Que no se metan en la droga ni en ningún vicio. Por culpa de una droga, como lo es el alcohol, yo perdí a mi viejita. Trabajen, busquen cosas productivas que hacer para tener un buen futuro.
Presente y futuro de la agricultura
En la zona central están cambiando los terrenos de cultivo para dar paso a proyectos inmobiliarios o industriales. En opinión de Antonio el efecto de esto se verá a corto y mediano plazo, “lo que se cosecha aquí se vende en toda la zona de la Región Metropolitana, y a medida que desaparezcan estos terrenos no va a ver quién provea de frutas y verduras, tendremos que quitarles a las regiones, situación desfavorable para nosotros y para ellos. Por eso es que ya está subiendo de precio las frutas y verduras, gran parte de ellas vienen de zonas tan distantes como La Serena, Arica e Iquique”
¿Será que se está valorando poco la labor del agricultor?
Así es, por eso es que hay muy poca gente trabajando en esto y los que vamos quedando somos gente mayor.
Y ¿Por qué los jóvenes no se motivan?
Yo creo que es porque pasan en el celular o en otras actividades que los mantienen encerrados y no son capaces de salir, tomar una pala y empezar a darse cuenta de lo lindo que es trabajar con la tierra.
Y si no se logra motivar a las nuevas generaciones, ¿qué va a pasar en un futuro?
Bueno, las máquinas terminarán reemplazando al hombre. De hecho es algo que ya está pasando y no lo critico, es obvio que iba a ocurrir esto, en un campo donde trabajan 50 personas, la máquina le hace todo ese trabajo y en mucho menos tiempo. Lamentable, pero es lo que ocurre cuando no hay recambio en rubros que pueden ser reemplazados por máquinas.
Tenemos que motivar entonces a las nuevas generaciones, aprovechemos esta instancia, ¿qué mensaje les daría?
Que conozcan la labor del campo, la tierra nos enseña cosas muy lindas, para la vida incluso.
Primero que todo el hecho de conocer lo que la tierra puede darnos es fantástico. Aprender a ser autosuficiente es algo que puede salvarnos la vida incluso. No depender exclusivamente de supermercados u otros lugares de abastecimientos, sino que tener sus propios cultivos. Ese es un gran conocimiento que no todos tienen y que se adquiere gracias al contacto con la tierra.
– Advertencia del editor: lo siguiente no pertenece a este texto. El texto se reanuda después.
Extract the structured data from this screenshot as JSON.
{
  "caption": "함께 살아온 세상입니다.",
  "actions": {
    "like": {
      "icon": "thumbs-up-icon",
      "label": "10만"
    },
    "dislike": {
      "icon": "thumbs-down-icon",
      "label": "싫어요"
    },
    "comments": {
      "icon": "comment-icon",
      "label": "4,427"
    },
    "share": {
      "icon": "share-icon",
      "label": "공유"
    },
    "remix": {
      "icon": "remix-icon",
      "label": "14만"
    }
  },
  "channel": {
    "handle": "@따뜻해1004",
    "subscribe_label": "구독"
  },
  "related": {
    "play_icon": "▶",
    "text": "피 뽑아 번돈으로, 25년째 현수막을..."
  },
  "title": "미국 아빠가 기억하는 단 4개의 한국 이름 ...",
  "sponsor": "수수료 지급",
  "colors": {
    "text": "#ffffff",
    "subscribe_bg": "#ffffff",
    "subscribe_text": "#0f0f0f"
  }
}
Y ese contacto y observación nos da enseñanzas para llevar una buena vida. Porque uno ve que se “cosecha lo que siembra”, si uno planta tomates, cosechará tomates, si planta lechuga cosechará lechuga. Si las semillas son de buena calidad, mejor aún, la cosecha será excelente. Y en la vida es lo mismo, si uno siembra cosas buenas, como ser honrado, ayudar al prójimo, ser trabajador, lo que se recoja finalmente será bueno. Por eso mi filosofía de vida es siempre ser pacífico, ayudar a los demás y entregar lo mejor de mí a las demás personas, sea de manera laboral o social.
Todos quienes conocen a don Antonio dan fe de sus palabras ya que siempre se le puede ver con una gran disposición para ayudar a quien lo necesite, sin pedir nada a cambio. Y en su trabajo se destaca por su buen ánimo y gran iniciativa.
A don Antonio le tocó sufrir muchas adversidades en su infancia, pero el decidió doblarle la mano al destino, no se rindió, buscó nuevas oportunidades y gracias a eso hoy puede decir “soy un hombre feliz”.